As fatigued San Antonians endure yet another spike in the spread of the coronavirus, including a rising death and hospitalization count, the evening briefings by Mayor Ron Nirenberg and Bexar County Judge Nelson Wolff continue to stress social distancing practices and the use of facial masks.

Most of us are listening and putting into practice proven methods to contain the spread of COVID-19.

At the same time, City officials seem to be turning a blind eye to public gatherings that the Centers for Disease Control and Prevention would cite as a danger to public health and control of the pandemic while the nation awaits widespread access to vaccines.

The Dec. 19 world championship boxing match between Mexico’s Canelo Alvarez and the United Kingdom’s Callum Smith drew 11,423 fans to the Alamodome, the maximum allowed in for the prize fight that saw the popular Alvarez win in a unanimous decision. City officials promised safe social distancing and mask use, but images circulated on social media belie that commitment. Fans are seen standing, shouting, and packed in closely at ringside, some wearing masks, many not.

Even if both fight teams kept their camps in a bubble, it only takes a single individual to spread the virus in such tight quarters.

Boxer Canelo Alvarez walks toward the ring before his fight against Callum Smith at the Alamodome on Dec. 19.
Boxer Canelo Alvarez walks toward the ring before his fight against Callum Smith at the Alamodome on Dec. 19. Thousands gathered for the event.
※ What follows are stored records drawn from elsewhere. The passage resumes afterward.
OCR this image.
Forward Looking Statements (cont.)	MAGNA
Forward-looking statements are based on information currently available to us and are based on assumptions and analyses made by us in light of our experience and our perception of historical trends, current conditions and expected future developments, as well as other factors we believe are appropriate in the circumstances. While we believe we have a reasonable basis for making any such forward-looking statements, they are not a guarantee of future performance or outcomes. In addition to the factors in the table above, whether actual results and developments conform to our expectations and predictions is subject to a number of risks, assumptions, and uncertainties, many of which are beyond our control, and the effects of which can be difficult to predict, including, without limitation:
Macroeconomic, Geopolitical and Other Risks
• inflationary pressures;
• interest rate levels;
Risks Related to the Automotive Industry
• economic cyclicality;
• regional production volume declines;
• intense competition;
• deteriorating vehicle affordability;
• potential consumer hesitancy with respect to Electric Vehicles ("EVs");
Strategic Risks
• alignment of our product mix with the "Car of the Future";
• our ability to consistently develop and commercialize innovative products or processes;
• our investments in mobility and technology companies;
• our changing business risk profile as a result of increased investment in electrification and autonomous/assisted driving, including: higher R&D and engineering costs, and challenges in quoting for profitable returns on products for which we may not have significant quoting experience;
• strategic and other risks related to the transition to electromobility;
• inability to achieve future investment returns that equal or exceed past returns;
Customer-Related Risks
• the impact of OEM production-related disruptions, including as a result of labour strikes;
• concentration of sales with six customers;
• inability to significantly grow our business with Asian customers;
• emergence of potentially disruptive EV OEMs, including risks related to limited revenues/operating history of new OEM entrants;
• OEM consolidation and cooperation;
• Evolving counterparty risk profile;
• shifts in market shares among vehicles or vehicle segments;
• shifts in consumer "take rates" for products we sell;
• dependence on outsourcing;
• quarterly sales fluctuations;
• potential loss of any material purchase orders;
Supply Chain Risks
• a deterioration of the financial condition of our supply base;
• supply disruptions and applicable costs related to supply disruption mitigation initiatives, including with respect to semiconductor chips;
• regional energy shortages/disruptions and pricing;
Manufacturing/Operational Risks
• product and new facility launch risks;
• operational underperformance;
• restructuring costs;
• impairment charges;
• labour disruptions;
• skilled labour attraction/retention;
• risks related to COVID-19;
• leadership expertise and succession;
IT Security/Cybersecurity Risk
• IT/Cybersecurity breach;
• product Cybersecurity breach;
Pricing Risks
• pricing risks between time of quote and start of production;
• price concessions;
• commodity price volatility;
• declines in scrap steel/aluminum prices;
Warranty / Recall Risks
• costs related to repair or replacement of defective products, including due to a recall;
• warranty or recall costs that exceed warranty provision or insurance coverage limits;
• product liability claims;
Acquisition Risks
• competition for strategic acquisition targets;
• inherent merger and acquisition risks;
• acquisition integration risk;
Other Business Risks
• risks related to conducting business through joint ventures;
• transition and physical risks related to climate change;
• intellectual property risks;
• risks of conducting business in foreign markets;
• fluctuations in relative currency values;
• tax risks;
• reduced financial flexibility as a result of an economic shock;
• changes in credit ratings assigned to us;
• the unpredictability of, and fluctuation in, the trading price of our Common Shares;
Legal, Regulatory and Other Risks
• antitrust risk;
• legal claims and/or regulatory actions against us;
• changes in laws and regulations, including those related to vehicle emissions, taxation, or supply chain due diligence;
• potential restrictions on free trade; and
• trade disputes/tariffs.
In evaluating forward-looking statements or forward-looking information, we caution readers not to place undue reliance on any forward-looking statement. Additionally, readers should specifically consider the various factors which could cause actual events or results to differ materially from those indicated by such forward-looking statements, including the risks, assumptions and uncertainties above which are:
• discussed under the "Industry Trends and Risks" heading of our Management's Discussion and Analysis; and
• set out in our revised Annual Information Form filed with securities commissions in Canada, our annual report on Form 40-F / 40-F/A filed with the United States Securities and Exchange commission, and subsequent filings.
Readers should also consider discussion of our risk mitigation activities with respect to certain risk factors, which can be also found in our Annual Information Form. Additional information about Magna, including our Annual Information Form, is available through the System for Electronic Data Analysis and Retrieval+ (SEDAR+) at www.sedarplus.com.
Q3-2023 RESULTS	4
Credit: Courtesy / Canelo Alvarez Facebook

Circumstances will be similar Tuesday evening when the University of Texas Longhorns meet the University of Colorado Buffaloes in the annual Valero Alamo Bowl. Regardless of the safety protocols put in place by local officials, monitoring thousands of fans streaming through the concourses, lining up at concession stands, and watching the game is simply impossible. Some individuals will break the rules. Some will be caught, but others will not be caught.

At the same time, City officials have canceled smaller outdoor gatherings that could have become superspreader events, such as the Conservation Society’s Fall Heritage Festival that was scheduled to attract 1,000 people to La Villita on Nov. 6.

The difference? The City owns the Alamodome and big events bring in significant rent and concession revenues.

The biggest superspreader threat in San Antonio is not inside the Alamodome, in my opinion. It’s on the narrow sidewalks of the River Walk in the downtown commercial district, where thousands come nightly to see the holiday lights and enjoy dinner and drinks at restaurants and bars along the river.

I’ve ventured down there on three occasions this past week and each time witnessed people, including families with children, strolling along without masks. Even the pedestrians wearing masks come within close proximity to the many al fresco diners who are unmasked. People who want a barge ride are required to wear a mask. I saw many waited in long lines, seated and standing right next to one another, with masks in hand, donning them only as they boarded.

On my first visit last week, my wife Monika and I walked from our house to downtown to see the lights, naively expecting a light turnout. Instead we quickly found ourselves caught in a sea of people, many without masks. We had to turn sideways to navigate the crowd. It was impossible to avoid close physical contact. We made our way to the first available bridge and didn’t look back.

Along the way, I stopped to photograph a City sign urging mask use. Why isn’t mask use mandatory all along the River Walk, I wondered? Clearly, the City’s messaging is inconsistent. Cash registers are ringing again on the Paseo del Rio, which is good, but that commerce could come at a high price. No local authority is addressing the larger threat such crowds pose to public health, despite the rising number of San Antonians who are testing positive for the virus. We are now in a cycle where the numbers are approaching record levels.

Yet it’s also Christmas and merchants are desperate for revenue. It becomes easy to look the other way. Voters might one day punish officeholders for their steadfast commitment to defending public health in a pandemic and employing unpopular restrictions necessary to contain the virus.

Even so, the obligation should be to do what is right, even if it means further economic and social restrictions. Of course, we could have it both ways. Restaurants, bars, and shops could stay open for business, and public venues could remain safe if people would play by the rules and wear masks and observe social distancing, and if elected leaders enforce those rules fairly and equitably without exception.

Robert Rivard

Robert Rivard

Robert Rivard is editor of the San Antonio Report.